Isn't the simicity of charging the 4 cells with a single simple programable battery charger the easy way to go when the batteries are wired in series?
I believe Rich without a BMS, you will have some cells fail prematurely. I think you know this and are accepting some lower life cycle. It may be the difference between 4000 and 5000 cycles, I don't know.
But most of the people that are playing with these batteries are tinkerers as they pretty much have to be as you can't buy turn key yet. Tinkerers by their nature like to tinker, and it's fun maximizing anything, they will go through extraordinary measures to get an additional 10%, where you may say, heck with that, I'll just oversize the bank a little and end up at the same place without all the constant monitoring and work.

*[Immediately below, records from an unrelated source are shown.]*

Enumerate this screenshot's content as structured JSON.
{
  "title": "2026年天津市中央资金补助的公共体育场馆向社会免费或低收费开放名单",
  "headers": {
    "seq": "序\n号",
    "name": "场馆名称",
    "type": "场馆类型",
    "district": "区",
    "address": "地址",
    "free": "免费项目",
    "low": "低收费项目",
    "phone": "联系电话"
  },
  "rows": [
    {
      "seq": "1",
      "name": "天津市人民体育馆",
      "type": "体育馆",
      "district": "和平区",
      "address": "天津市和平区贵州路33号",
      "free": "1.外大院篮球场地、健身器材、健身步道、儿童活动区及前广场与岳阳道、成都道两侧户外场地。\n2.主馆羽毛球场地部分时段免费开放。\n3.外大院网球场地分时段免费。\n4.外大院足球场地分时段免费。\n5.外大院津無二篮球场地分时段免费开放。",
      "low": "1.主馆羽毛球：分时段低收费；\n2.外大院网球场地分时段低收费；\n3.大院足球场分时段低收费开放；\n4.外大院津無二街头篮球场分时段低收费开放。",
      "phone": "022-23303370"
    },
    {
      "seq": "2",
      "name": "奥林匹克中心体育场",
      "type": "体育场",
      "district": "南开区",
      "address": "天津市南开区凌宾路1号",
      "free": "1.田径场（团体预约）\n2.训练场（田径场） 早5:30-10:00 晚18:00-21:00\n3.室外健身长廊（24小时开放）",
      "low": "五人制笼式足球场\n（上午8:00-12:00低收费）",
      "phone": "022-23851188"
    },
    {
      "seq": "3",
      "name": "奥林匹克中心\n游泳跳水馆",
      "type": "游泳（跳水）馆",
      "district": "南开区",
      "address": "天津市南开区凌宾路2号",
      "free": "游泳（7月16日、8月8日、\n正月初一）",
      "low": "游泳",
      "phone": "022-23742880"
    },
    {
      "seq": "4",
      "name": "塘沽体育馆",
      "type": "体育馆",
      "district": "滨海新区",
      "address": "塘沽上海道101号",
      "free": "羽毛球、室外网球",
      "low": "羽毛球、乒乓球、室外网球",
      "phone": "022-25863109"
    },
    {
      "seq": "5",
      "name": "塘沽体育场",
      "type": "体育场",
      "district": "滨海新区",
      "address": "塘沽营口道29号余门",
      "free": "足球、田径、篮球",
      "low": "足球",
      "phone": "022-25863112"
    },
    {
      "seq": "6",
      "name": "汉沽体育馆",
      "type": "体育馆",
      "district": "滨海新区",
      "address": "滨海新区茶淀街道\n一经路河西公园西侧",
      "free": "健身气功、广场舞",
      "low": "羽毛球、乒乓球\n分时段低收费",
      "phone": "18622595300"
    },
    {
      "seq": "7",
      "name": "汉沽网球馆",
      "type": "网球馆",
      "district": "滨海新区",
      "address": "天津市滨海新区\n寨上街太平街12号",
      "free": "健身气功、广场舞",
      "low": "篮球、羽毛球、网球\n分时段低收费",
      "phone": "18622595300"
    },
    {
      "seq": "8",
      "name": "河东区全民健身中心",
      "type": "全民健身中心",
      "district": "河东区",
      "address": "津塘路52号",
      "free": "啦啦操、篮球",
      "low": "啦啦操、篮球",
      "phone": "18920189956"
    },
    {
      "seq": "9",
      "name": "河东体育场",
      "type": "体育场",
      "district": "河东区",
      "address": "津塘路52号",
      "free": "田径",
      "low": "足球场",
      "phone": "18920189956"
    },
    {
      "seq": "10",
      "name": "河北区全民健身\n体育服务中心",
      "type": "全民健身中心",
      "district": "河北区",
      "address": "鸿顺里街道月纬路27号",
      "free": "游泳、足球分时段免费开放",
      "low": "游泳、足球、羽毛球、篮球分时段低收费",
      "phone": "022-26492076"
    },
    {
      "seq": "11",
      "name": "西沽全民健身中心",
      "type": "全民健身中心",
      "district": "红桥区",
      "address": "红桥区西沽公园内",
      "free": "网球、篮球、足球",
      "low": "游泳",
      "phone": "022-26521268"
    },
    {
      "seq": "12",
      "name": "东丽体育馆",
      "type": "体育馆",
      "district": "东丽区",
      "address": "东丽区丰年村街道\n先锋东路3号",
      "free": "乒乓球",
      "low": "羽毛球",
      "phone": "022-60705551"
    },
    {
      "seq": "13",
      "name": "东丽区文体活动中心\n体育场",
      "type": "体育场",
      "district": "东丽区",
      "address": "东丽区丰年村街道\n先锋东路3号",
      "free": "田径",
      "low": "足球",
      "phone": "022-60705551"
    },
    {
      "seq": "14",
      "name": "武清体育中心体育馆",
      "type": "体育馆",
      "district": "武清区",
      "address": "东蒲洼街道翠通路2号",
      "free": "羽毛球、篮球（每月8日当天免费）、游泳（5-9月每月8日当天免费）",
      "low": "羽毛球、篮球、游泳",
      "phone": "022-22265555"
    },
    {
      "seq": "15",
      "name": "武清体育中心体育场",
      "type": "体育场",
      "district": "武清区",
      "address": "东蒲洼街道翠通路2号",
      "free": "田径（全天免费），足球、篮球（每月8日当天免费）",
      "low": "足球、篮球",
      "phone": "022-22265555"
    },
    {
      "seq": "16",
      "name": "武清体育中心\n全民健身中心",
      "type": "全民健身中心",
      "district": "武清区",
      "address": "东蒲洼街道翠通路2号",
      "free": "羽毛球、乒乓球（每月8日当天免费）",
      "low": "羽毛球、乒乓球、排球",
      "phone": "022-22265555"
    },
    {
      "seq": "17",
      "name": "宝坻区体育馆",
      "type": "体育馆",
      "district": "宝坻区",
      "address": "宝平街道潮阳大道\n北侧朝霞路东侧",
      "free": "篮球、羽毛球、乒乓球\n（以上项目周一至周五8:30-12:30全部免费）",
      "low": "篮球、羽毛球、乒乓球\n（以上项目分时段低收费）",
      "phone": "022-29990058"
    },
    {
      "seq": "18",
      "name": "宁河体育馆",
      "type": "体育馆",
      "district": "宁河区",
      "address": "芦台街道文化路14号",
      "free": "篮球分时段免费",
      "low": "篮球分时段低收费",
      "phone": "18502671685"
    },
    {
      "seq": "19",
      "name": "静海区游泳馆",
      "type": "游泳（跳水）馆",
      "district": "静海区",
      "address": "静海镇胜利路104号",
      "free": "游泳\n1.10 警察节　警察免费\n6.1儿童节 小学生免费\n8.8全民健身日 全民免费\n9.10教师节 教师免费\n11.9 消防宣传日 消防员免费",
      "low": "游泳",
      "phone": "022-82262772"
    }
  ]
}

This won't become mainstream until someone markets a turn key bank and charger, and in my opinion a BMS ought to be in there, a BMS is a simple thing, not high speed electronics and has been in model airplane systems and other packs for years, without issue.
The model airplane chargers connect to each cell to balance the pack, the charger is the BMS, most other larger packs have a BMS as part of the pack.
Yes you can do without a BMS, just like way back in the day outboard motors had no voltage regulation, they just trickle charged the starting battery at a constant rate, regardless of its state of charge. It was simple and it worked, just it was really easy to greatly improve on that system so it has been improved.

Assuming a production battery, why not have a BMS as they are so simple?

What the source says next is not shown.